Der 21-Jährige, der auf der Anklagebank im Heilbronner Landgericht Platz nimmt, soll an jenen Sonntagnachmittag vor einem halben Jahr mitten in der Heilbronner Innenstadt so stark auf das Gaspedal getreten haben, dass er die Kontrolle über seinen 300 PS-starken Sportwagen verlor. In der Tempo-40-Zone raste er mit rund 100 Stundenkilometern in das Auto eines 42-Jährigen, als dieser mit seiner Familie aus einer Ausfahrt fahren wollte.
Der Mann starb in den Trümmern seines Wagens, seine Frau wurde schwer, die beiden Kinder leicht verletzt. Auch der 21-Jährige und seine ein Jahr jüngere Beifahrerin erlitten leichte Verletzungen. Dabei hätte der junge Autofahrer wissen müssen, was drohen konnte, wirft ihm die Staatsanwaltschaft vor. Schon kurz vor dem fatalen Crash mit dem hochtourigen Sportwagen soll der Angeklagte fast eine Fußgängerin an einem Zebrastreifen überfahren haben.

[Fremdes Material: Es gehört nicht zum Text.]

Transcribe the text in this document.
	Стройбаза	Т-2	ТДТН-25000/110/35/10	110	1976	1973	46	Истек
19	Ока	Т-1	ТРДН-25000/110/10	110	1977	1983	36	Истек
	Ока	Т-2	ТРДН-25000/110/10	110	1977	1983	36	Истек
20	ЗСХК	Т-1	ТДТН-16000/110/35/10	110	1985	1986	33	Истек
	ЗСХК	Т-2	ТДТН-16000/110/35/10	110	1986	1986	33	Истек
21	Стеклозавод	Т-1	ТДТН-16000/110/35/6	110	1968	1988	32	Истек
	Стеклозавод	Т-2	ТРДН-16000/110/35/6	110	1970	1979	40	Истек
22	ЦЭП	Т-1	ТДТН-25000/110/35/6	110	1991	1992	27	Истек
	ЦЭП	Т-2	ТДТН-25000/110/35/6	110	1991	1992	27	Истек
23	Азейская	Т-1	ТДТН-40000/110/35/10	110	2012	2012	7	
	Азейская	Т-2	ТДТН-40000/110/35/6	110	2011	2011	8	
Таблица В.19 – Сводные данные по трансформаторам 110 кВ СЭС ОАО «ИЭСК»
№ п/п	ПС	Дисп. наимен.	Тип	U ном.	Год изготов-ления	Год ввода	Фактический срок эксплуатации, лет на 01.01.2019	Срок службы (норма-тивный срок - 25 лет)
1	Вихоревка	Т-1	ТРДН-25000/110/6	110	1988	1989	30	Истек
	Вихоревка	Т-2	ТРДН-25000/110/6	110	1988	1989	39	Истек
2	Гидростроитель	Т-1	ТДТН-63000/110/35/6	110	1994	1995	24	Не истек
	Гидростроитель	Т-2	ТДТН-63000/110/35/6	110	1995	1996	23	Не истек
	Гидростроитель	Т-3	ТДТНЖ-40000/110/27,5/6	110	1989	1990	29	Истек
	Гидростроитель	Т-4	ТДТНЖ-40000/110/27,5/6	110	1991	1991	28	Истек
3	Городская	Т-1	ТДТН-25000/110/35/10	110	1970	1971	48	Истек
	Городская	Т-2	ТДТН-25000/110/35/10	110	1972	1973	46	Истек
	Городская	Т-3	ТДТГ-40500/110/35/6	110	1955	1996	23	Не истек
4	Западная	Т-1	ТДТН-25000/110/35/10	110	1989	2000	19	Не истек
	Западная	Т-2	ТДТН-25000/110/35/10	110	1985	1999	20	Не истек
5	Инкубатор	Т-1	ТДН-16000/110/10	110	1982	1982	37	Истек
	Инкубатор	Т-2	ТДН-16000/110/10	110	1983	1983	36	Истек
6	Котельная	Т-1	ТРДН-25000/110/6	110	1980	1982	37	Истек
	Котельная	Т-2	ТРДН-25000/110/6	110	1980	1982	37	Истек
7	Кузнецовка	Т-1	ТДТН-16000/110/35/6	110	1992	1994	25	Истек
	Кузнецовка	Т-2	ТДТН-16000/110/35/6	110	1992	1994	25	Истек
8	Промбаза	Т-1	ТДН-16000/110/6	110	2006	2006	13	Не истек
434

Die Staatsanwaltschaft wirft ihm unter anderem Totschlag und ein illegales Autorennen vor. Die Frau habe gerade noch ausweichen können, sagte die Staatsanwältin. Sie ist sicher: Spätestens in diesem Moment fasste der mutmaßliche Raser einen bedingten Tötungsvorsatz und beschleunigte. Der junge Mann habe das Risiko bewusst akzeptiert, die Gefahr aber "billigend in Kau" genommen. Andere seien ihm bei seiner Raserei "völlig gleichgültig" gewesen. Das Opfer und seine Familie hätten keine Chance gehabt.
Gericht prüft Mordvorwurf
Allerdings schließt die Große Jugendkammer auch nicht aus, dass der 21-Jährige noch härter bestraft werden könnte. Das Gericht wolle zumindest prüfen, ob in diesem Fall auch ein Mordvorwurf in Frage kommen könnte, sagte der Vorsitzende Richter. “Ein Totschlag wird dann zum Mord, wenn ein Mordmerkmal hinzukommt“, erläuterte er.
“Und hier steht die Heimtücke im Raum. Wenn ich einen Menschen töte, indem ich heimtückisch handle, dann wird der Totschlag zum Mord.“ Bis mindestens Mitte Dezember wird es nun darum gehen, Merkmale für einen Mord abzuwägen. Dabei muss die Große Jugendkammer sich auf Zeugenaussagen und Gutachten verlassen, denn der bei der Polizei als Temposünder bekannte Angeklagte äußert sich zunächst nicht.
Illegale Autorennen gelten bereits seit Oktober 2017 als Straftat. Seitdem kann schon die Teilnahme mit bis zu zwei Jahren Haft geahndet werden. Strafbar ist allerdings auch ein “Rennen gegen sich selbst“. § 315d StGB sieht zudem bis zu zehn Jahre Haft vor, wenn der Tod oder eine schwere Gesundheitsschädigung eines anderen Menschen durch ein “verbotenes Kraftfahrzeugrennen“ verursacht wird.